As an actual father-to-be and then the beaming-but-fretful parent of Joséphine Ji Quan Ng-Demers (born in January 2014), Charles Demers updates that enduring figure in this “dad book about baby daughters,” co-authored with another prolific B.C. artist, George Bowering.
A nimble-minded comedian based in Vancouver, Demers frequently composed letters to his septuagenarian friend Bowering while on the road (performing at festivals in Whitehorse, Halifax, Ottawa and Moncton). Though witty, he’s also a self-described “catastrophist thinker by nature and nurture.” With “despairing expectations for the times” and a “propensity toward emotionalism,” this first-time parent’s states of mind run from panic-attack paralysis to exultant.

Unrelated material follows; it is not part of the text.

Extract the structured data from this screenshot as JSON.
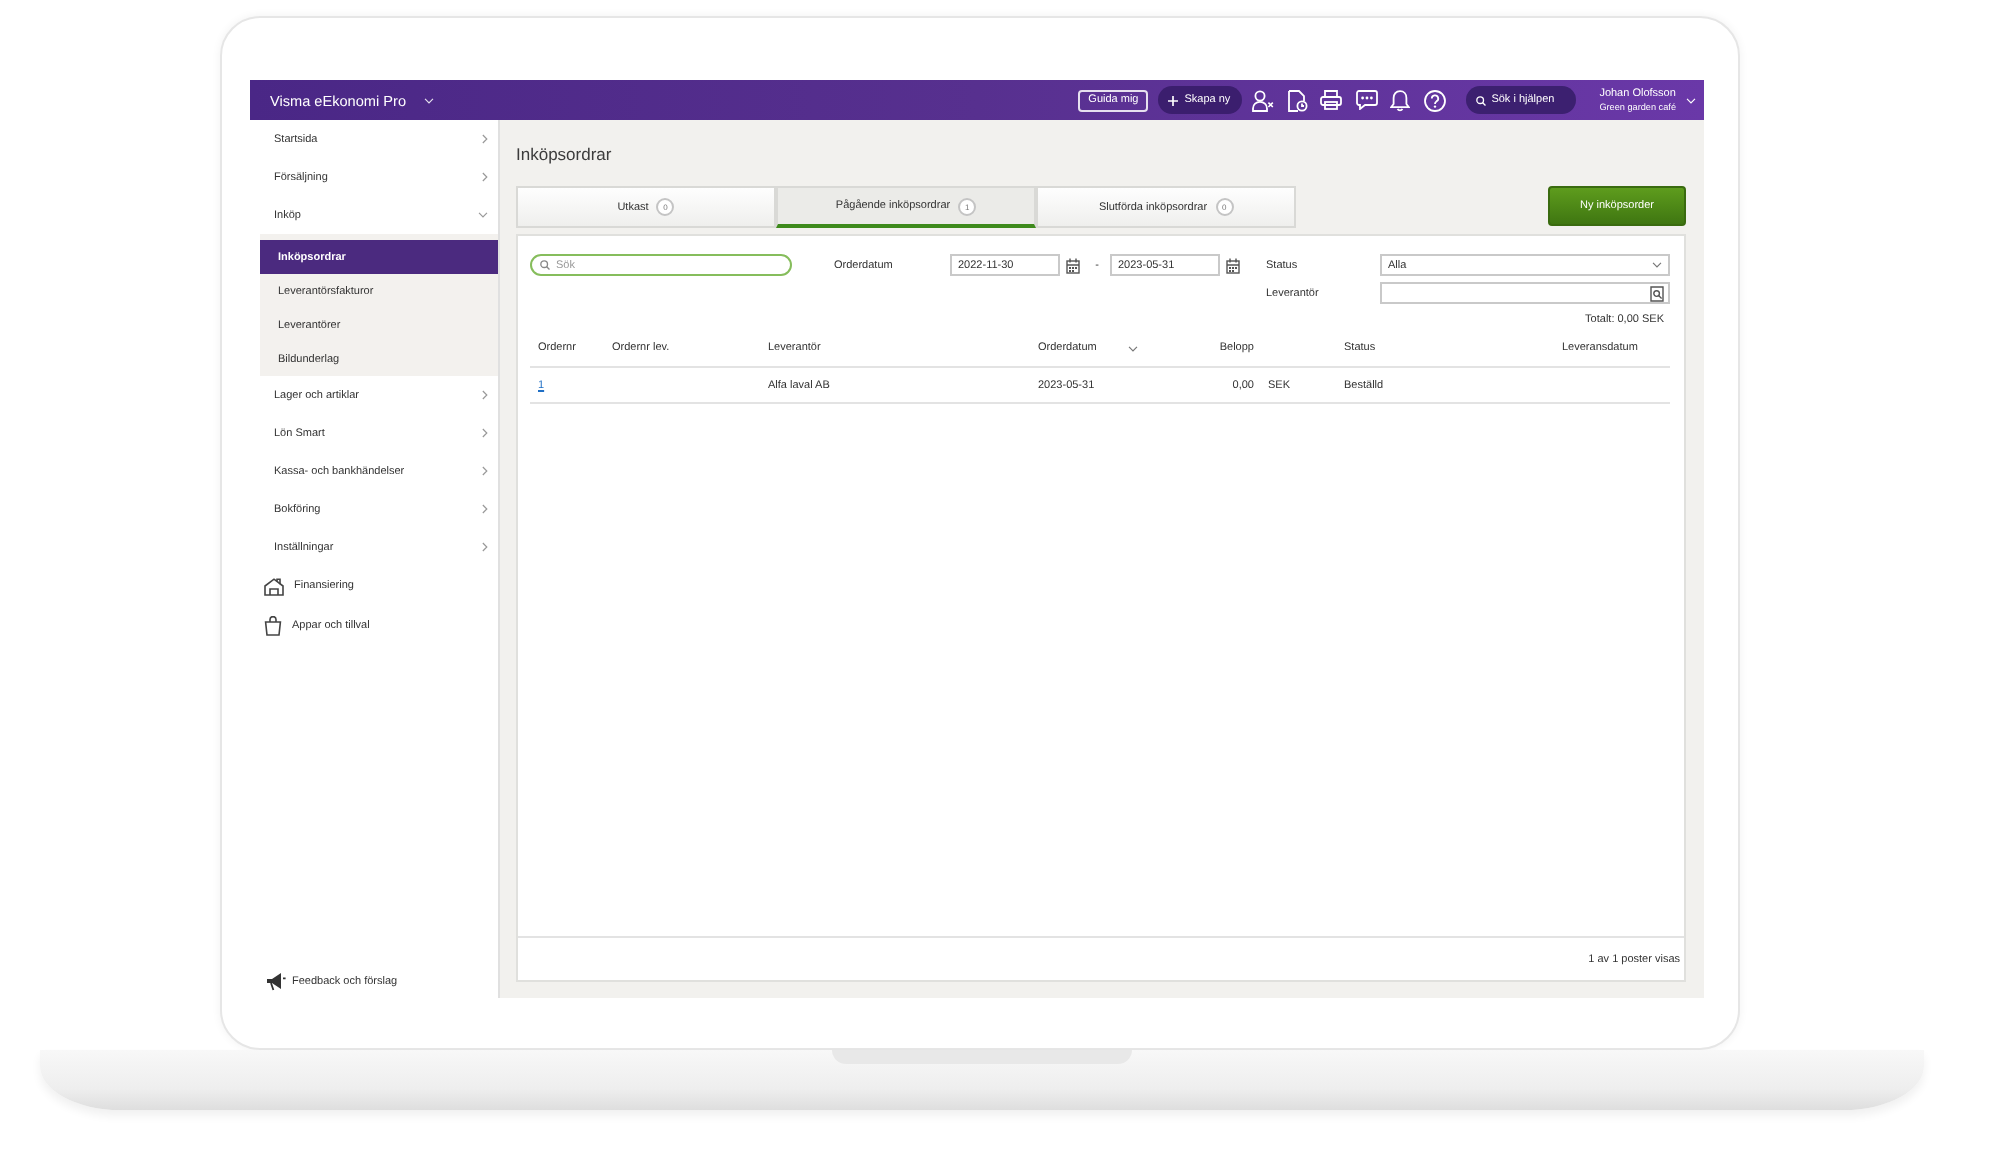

Recounting routine anecdotes that include the baby’s screeching, diaper mishaps, trips to the ER and parental quarrels during which “exhausted bitterness” is hurled, Demers’s letters do have a surface funniness. Riffing, stand-up-like, on new dad material (including bits on competitive Pacific Northwest “organic” parenting), he’s confident and amusing. It’s not just shtick, though. Strong undercurrents—of dread, anxiety, and fear—contribute the sense that funny episodes aside, parenting isn’t for the faint of heart.
In one letter, Demers ultimately decides that “having an infant is like calculus: even when it’s easy, it’s still pretty hard.” While that’s not exactly headline news, his enthusiasm sells it.
As Demers’s “fatherly friend,” who calls himself an “old fart who became a father in 1971,” Bowering adopts a gently ironic tone about being a “wise patriarch” who lived in the “pioneer days” (where communes, drumming, premium hash and astrological signs represented the West Coast status quo). The glimpses of dadhood in 1971 illustrate that other than fashion, not much has changed in nearly a half-century.
Decades removed from the new parenting roller coaster, Bowering is decidedly laissez-faire. He plainly understands that not every bump, scrape, illness, argument and mistake is an epic, life-changing disaster. Nevertheless, he’s also poignant and thoughtful, as when he tells his younger counterpart, “And you will never lose your awareness of your daughter’s fragility.”